Excités par ce gros coup
médiatique, les dirigeants du RC Strasbourg, offrent au
gardien un salaire de star, l'accueillent comme le messie et l'installent
comme un roi. Et celui-ci va se comporter comme tel. Non pas comme
Charlemagne ou Saint-Louis mais plutôt comme le Dagobert
incarné par Coluche dans "Vous n'aurez pas l'Alsace
et la Lorraine" : fainéant, lunatique et porté
sur la nourriture, de préférence grasse et calorique.
Et question gastronomie, le Paraguayen a visé juste en
choisissant la région de la choucroute, du baeckeoffe,
du kougloff et des bretzels. Sans oublier la bière bien
sûr. Et ses excès ont tôt fait de le mettre
dans le colimateur du public, qui le trouve, ô surprise,
trop gros, trop lent, bref, pas au niveau.
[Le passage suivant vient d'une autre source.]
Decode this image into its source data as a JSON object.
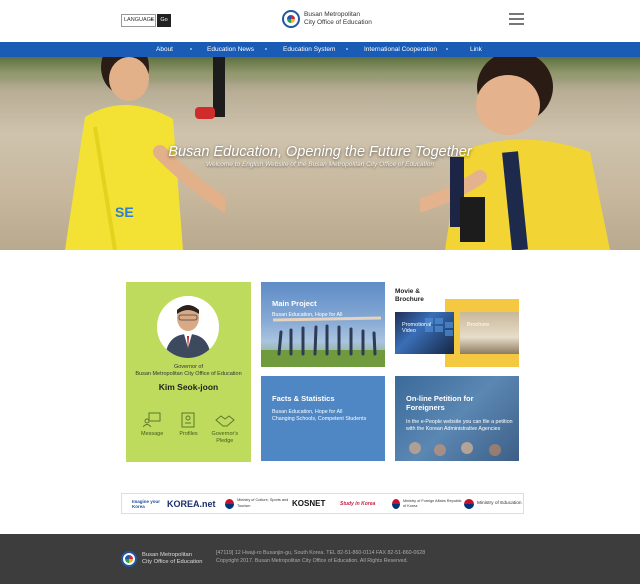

"Je plaide coupable : j'ai
abusé de la choucroute alsacienne."
Pourtant, malgré des lacunes
certaines dans sa condition physique et dans son investissement,
le gardien reste le premier choix dans les cages strasbourgeoises.
Et malgré ses difficultés, il contribue à
porter son équipe vers la victoire en coupe de France face
à Amiens en 2001, après un triste 0-0 et une séance
de tirs-au-but qu'il se charge lui-même de conclure par
une frappe victorieuse, offrant au Racing sa troisième
et dernière Coupe de France en date. Malgré ce titre,
Chilavert ne peut empêcher la descente de son club en Ligue
2. Il faut dire que le Paraguayen est pour beaucoup dans la relégation
de l'équipe, lui qui en meilleure forme et avec davantage
de bonne volonté aurait sans aucun doute évité
nombre de buts et, par là-même, une place dans la
charette au RCS.
En ce sens, José Luis Chilavert
est bel et bien une comète puisque, bien qu'ayant passé
deux saisons en Alsace, il n'en a connu qu'une seule au plus haut
niveau du football français. Son année en deuxième
division, bien que plus complète (33 matchs joués
en championnat et deux en coupe de l'UEFA, contre 17 en 2000/2001),
n'est en aucun cas plus accomplie sur le plan personnel. Toujours
en proie à une surcharge pondérale, il reste loin
de son meilleur niveau. Alors José Luis compense. Il alimente
ses sorties avec l'équipe nationale paraguayenne et ses
retours au pays de déclarations tapageuses, polémiques,
misogynes. Il administre des douceurs verbales à tort et
à travers, mais aussi des coups à ses adversaires
en éliminatoires de Coupe du Monde par exemple. Plusieurs
fois, la justice le rappelle à l'ordre et le condamne à
des amendes. Le tribunal devient un lieu qu'il se met à
fréquenter assidûment.

"Pour ma défense,
j'ai choisi Vicente Del Bosque."
A Strasbourg aussi il s'enferme
dans des différends avec les dirigeants du Racing, qui
lui reprochent de manquer à son devoir professionnel et
aux performances qui devraient être les siennes s'il arrêtait
de s'empiffrer et de jouer au yo-yo avec sa courbe de poids. Résultat
des courses : le licenciement est prononcé avant même
la fin de la saison 2001/2002. Le gardien n'aura même pas
le loisir de fêter la remontée en Ligue 1 avec ses
camarades. Peu lui importe, son horizon est dégagé
: il est retenu dans la sélection du Paraguay pour la phase
finale de la Coupe du Monde 2002, au Japon et en Corée-du-Sud.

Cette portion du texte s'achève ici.